In R, the working directory is the directory or folder on your computer where R will look for files and where it will save files by default unless otherwise specified. When you start an R session, it sets a default working directory, usually the directory where R was launched or where your R script is located.

You can check the current working directory in R using the getwd() function, and you can change the working directory using the setwd() function.

For example:

# Check the current working directory
getwd()
[1] "/Users/ravinpoudel/Desktop/RiceInNepal"

# Change the working directory
setwd("/path/to/new/directory")

It’s important to set the working directory to the location where your data files or scripts are stored, so R can easily access them.
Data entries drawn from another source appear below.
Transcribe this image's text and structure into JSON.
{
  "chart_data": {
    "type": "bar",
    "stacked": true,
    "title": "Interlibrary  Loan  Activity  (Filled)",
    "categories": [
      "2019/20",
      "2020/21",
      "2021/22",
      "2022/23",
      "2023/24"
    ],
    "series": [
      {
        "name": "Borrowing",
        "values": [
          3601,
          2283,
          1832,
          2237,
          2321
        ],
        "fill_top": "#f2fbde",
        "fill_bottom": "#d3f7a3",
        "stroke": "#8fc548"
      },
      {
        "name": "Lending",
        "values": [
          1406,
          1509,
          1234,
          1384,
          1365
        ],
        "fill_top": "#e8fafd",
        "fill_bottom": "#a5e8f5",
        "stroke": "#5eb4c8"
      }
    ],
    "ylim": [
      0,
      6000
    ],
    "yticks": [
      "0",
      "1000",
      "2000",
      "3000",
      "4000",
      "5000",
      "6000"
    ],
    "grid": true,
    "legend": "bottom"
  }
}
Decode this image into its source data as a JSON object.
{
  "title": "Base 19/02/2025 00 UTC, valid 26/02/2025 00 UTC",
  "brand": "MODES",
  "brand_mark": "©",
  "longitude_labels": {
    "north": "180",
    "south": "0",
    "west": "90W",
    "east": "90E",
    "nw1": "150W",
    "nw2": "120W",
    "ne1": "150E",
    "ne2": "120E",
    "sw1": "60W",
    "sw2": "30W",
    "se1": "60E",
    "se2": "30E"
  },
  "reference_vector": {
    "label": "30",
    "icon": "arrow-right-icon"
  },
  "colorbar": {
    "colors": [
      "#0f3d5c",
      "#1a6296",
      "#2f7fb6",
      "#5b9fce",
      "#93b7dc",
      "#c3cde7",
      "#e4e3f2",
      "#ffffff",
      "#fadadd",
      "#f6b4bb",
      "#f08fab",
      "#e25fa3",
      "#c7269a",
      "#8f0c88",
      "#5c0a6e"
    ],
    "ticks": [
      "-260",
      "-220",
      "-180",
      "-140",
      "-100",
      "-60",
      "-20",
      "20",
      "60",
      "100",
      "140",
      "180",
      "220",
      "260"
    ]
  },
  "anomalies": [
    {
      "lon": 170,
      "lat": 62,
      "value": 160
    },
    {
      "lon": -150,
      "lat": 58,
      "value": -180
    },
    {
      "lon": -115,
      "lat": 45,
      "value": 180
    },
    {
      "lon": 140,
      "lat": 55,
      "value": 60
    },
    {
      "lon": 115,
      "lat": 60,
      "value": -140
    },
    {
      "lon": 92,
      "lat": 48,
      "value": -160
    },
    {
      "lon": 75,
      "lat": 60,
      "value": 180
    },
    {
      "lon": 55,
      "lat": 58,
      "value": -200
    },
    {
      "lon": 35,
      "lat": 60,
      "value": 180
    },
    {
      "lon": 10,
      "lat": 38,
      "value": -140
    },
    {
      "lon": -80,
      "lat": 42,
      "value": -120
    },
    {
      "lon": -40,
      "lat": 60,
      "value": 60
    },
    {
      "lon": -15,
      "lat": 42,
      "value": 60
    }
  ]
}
Additionally, setting the working directory to a specific location can help organize your R projects and make it easier to manage files.

The working directory plays a crucial role in project management in R for several reasons:

  1. File Access: The working directory determines where R looks for files and where it saves files by default. By setting the working directory to the project folder, you ensure that R can easily access data files, scripts, and other project-related resources without specifying their full paths.

  2. Project Organization: Setting the working directory to the project folder helps keep your project organized. All project-related files and scripts are stored in one central location, making it easier to manage and collaborate with others.

  3. Code Portability: When sharing R scripts with others or moving your project to a different computer, specifying file paths relative to the working directory ensures that the code remains portable. You don’t have to worry about hardcoding absolute paths that may differ between systems.

  4. Reproducibility: Setting the working directory helps ensure reproducibility of your analyses. By explicitly specifying where data files are located and where results should be saved, you make it easier for others (or yourself at a later time) to rerun the analysis and obtain the same results.

  5. Ease of Collaboration: When working with collaborators, setting a consistent working directory across team members ensures everyone is accessing the same files and resources. It reduces confusion and prevents errors that may arise from working in different directory locations.

Overall, setting and managing the working directory effectively is essential for project management in R, facilitating file access, organization, code portability, version control, reproducibility, and collaboration.